From 28 February to 28 May 2020, a total of 4513 COVID-19 admissions occurred in 3110 unique persons. After application of all inclusion and exclusion criteria (Supplementary Methods), a total of 1138 persons were enrolled in the primary analysis cohort. Of these, 286 received RDV and 852 were treated with BSC, including 400 who received HCQ (Figure 1).

Figure 1.

Study enrollment diagram. Abbreviations: BSC, best supportive care; COVID-19, coronavirus disease 2019; HCQ, hydroxychloroquine; PCR, polymerase chain reaction; RDV, remdesivir; SARS-CoV-2, severe acute respiratory syndrome coronavirus 2; SpO₂, oxygen saturation; ULN, upper limit of normal; WHO-OSS, World Health Organization ordinal scale score for disease severity.

Baseline Data

Demographic and clinical characteristics of patients receiving RDV and BSC are shown in Table 1. Males accounted for 55.4% of patients, and those receiving RDV were younger (mean age [standard deviation [SD], 61.4 [16.9] vs 66.8 [16.1] in the BSC group; P < .001. The cohort was ethnically diverse (50.0% identified as white, 25.0% as Hispanic/Latino, 9.3% Asian or Pacific Islander, 5.5% as black, and 10.2% as other or not reported), with similar distributions between groups. Participants were enrolled from Washington (47.2%), Oregon (8.6%), California (43.5%), Alaska (0.5%), and Montana (0.2%).

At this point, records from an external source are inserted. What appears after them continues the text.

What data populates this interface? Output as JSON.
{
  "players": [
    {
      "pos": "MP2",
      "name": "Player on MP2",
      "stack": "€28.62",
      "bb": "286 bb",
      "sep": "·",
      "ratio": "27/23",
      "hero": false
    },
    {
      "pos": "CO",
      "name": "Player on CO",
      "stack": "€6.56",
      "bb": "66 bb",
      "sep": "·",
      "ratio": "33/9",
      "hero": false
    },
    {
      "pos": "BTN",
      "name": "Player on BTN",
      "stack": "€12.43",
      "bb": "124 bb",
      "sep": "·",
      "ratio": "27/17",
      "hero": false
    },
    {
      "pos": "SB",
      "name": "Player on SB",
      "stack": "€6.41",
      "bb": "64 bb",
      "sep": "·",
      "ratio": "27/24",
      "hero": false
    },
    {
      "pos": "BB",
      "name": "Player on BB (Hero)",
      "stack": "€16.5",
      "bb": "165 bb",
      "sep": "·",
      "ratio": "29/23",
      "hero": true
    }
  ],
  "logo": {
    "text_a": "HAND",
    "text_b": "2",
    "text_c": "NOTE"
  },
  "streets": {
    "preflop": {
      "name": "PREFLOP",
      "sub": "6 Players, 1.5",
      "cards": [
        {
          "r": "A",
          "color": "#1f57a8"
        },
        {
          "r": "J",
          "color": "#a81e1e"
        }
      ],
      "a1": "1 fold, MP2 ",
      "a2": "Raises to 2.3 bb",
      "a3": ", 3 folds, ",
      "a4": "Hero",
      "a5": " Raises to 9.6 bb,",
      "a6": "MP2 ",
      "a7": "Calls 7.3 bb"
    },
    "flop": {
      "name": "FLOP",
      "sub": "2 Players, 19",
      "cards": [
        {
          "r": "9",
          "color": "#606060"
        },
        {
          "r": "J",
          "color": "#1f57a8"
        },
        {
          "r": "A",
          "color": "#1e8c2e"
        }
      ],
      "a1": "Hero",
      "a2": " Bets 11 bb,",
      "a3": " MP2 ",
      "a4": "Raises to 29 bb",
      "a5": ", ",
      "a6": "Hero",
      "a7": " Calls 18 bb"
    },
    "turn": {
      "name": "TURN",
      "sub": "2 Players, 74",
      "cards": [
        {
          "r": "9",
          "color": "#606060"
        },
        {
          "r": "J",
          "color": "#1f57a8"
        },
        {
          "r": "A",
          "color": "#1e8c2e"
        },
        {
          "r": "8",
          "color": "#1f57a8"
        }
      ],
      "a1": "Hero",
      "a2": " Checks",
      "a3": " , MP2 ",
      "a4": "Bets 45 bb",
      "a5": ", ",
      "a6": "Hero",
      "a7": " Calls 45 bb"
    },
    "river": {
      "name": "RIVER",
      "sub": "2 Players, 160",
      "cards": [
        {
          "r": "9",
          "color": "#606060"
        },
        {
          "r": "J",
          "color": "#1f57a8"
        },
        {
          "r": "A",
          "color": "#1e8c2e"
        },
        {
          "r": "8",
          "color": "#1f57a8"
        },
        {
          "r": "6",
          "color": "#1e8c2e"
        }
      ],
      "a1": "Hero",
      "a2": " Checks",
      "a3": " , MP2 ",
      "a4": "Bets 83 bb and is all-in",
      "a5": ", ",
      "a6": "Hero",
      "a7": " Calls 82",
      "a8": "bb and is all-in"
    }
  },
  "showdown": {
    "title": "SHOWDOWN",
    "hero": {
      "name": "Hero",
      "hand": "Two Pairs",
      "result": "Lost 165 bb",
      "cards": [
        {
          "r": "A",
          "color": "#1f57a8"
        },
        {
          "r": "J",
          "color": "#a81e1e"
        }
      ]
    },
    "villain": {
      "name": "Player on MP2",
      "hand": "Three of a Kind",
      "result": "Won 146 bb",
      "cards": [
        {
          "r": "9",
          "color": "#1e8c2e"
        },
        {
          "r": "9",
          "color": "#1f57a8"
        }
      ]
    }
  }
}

The most common comorbid conditions were dementia (28.5%), diabetes mellitus (22.7%), and chronic kidney disease (CKD; 8.3%). Comorbid conditions were similar across treatment groups, except for CKD. Only 5.2% of those receiving RDV compared with 9.3% of those receiving BSC had CKD, which follows from the exclusion of persons with low CrCl from receiving RDV, per the SIMPLE-Severe (GS-US-5773) study protocol [12]. Do-not-resuscitate (DNR) status on admission was specified by 14.5% of the cohort, and this was similar between groups. Disease severity according to the WHO-OSS did not differ between groups, but the PSI was higher in those receiving BSC, a difference largely driven by age.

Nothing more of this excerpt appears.